Если уж на то пошло, я вообще не собираюсь никому говорить о Кукле. Потому что Кукла - мой гребаный косяк. Это я не заметил Ховринку в ее снах, это я не стал копать глубже, хотя мог, это я все просрал. Теперь надо исправлять. Дьявол тоже иногда ошибается.
Я обнимаю дрожащую Лис, целую в висок и зарываюсь носом во все еще влажные волосы у шеи. Хочется надеяться, что новый день и спокойная ночь помогут ей хоть немного. Под ее тихое дыхание думаю о том, что пора убить тварь, пора сделать так, чтобы она больше не лезла ни к Эли, ни к Дашке, не мешала им жить и быть, не вытаскивала на свет, как из могилы, старые никчемные воспоминания и пороки.
Это желание так сильно, что я почти силой заставляю себя не дергаться, а попытаться уснуть, потому что Литвин прав: нам всем сейчас нужен отдых. Валить суку будет проще, если башка будет соображать как надо, а не вариться в тягучем киселе усталости.
Я притягиваю Элисте еще ближе к себе и закрываю глаза.

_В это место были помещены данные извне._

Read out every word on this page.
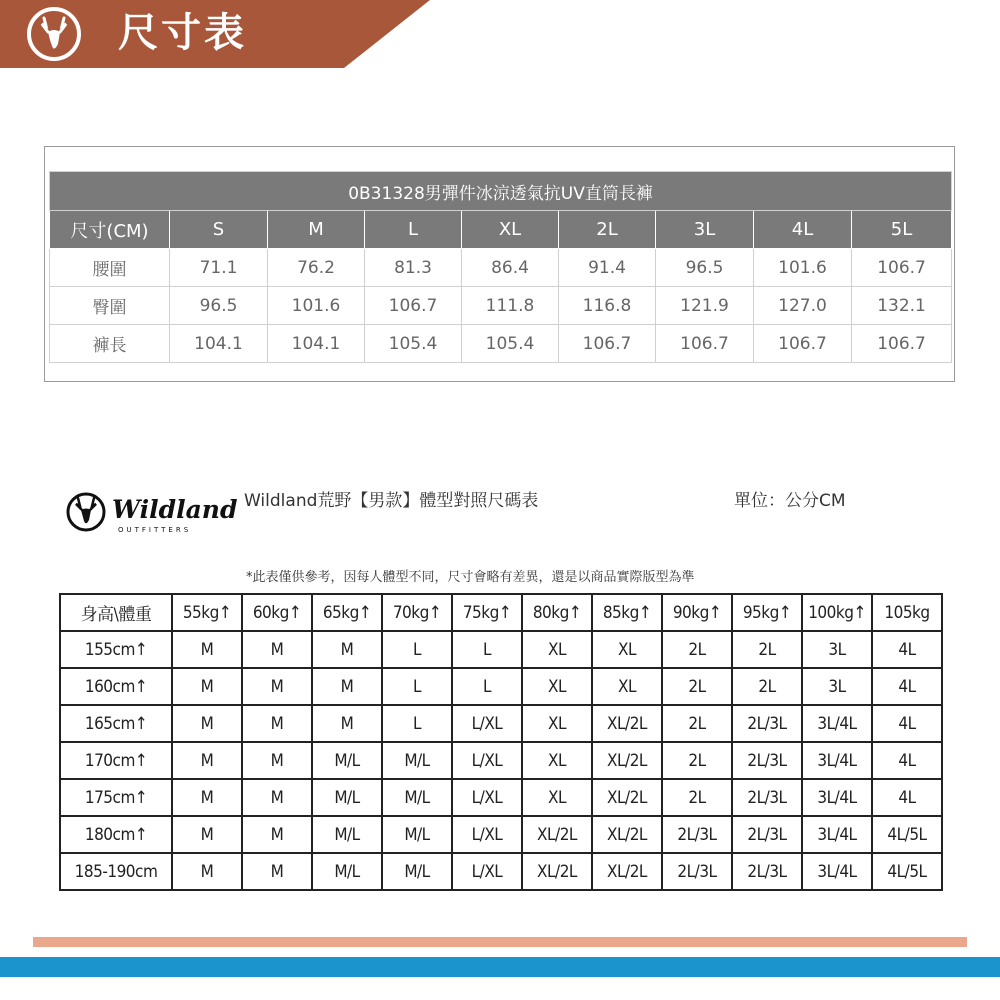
尺寸表
0B31328男彈件冰涼透氣抗UV直筒長褲								
尺寸(CM)	S	M	L	XL	2L	3L	4L	5L
腰圍	71.1	76.2	81.3	86.4	91.4	96.5	101.6	106.7
臀圍	96.5	101.6	106.7	111.8	116.8	121.9	127.0	132.1
褲長	104.1	104.1	105.4	105.4	106.7	106.7	106.7	106.7
Wildland
OUTFITTERS
Wildland荒野【男款】體型對照尺碼表	單位：公分CM
*此表僅供參考，因每人體型不同，尺寸會略有差異，還是以商品實際版型為準
身高\體重	55kg↑	60kg↑	65kg↑	70kg↑	75kg↑	80kg↑	85kg↑	90kg↑	95kg↑	100kg↑	105kg
155cm↑	M	M	M	L	L	XL	XL	2L	2L	3L	4L
160cm↑	M	M	M	L	L	XL	XL	2L	2L	3L	4L
165cm↑	M	M	M	L	L/XL	XL	XL/2L	2L	2L/3L	3L/4L	4L
170cm↑	M	M	M/L	M/L	L/XL	XL	XL/2L	2L	2L/3L	3L/4L	4L
175cm↑	M	M	M/L	M/L	L/XL	XL	XL/2L	2L	2L/3L	3L/4L	4L
180cm↑	M	M	M/L	M/L	L/XL	XL/2L	XL/2L	2L/3L	2L/3L	3L/4L	4L/5L
185-190cm	M	M	M/L	M/L	L/XL	XL/2L	XL/2L	2L/3L	2L/3L	3L/4L	4L/5L
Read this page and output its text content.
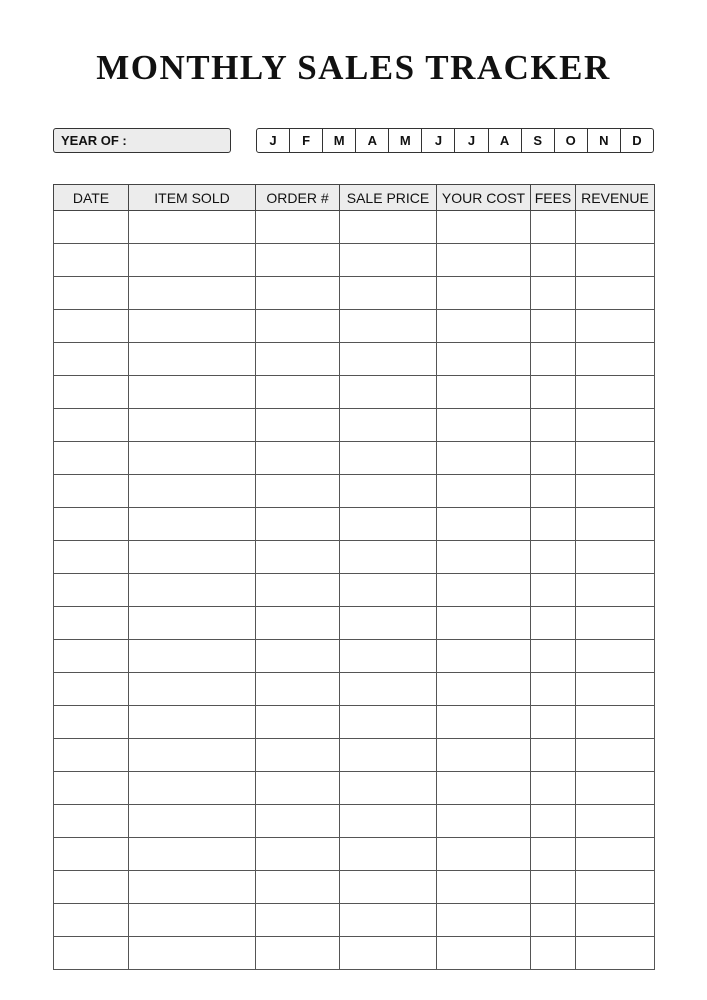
MONTHLY SALES TRACKER
YEAR OF :	J	F	M	A	M	J	J	A	S	O	N	D
DATE	ITEM SOLD	ORDER #	SALE PRICE	YOUR COST	FEES	REVENUE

И мне снится прошлое: юная знахарка с волосами цвета горького шоколада, тонкие запястья, почти черные глаза, цыганский платок на узких плечах и немного грустная улыбка на коралловых губах. Она смотрит так, будто знает обо мне все. Даже то, чего я не знаю сам. Она говорит так, будто сама удивляется своим словам, но верит им бесконечно. Она задает вопросы, вскрывает старые нарывы и тревожит что-то глубоко внутри. Ее голос, чистый и звонкий, в ночной тишине, или под светом весеннего солнца, или в прохладе вечерних сумерек. Теперь я очень хорошо вижу ее лицо, теперь я понимаю, что не мужчина, а женщина горела на том проклятом костре, перед толпой, алчущей крови.
Это Элисте.
Она совершенно не похожа на себя сейчас: ниже ростом, плотнее, ярче, дышит жизнью и странным светом. Не тем светом, к которому я привык. Ее свет не режет глаза, не продирает легкие, не вонзается иглами в голову. Он мягкий, тонкий, с запахом пряных трав и росы на полевых цветах. Он ярче и насыщеннее, когда она волнуется или радуется, тоньше и призрачнее, когда грустит. И в этом свете лишь капля ада, такая маленькая, что ее почти невозможно заметить, если не искать: это старые боль, злость и обида, родившиеся в утрате.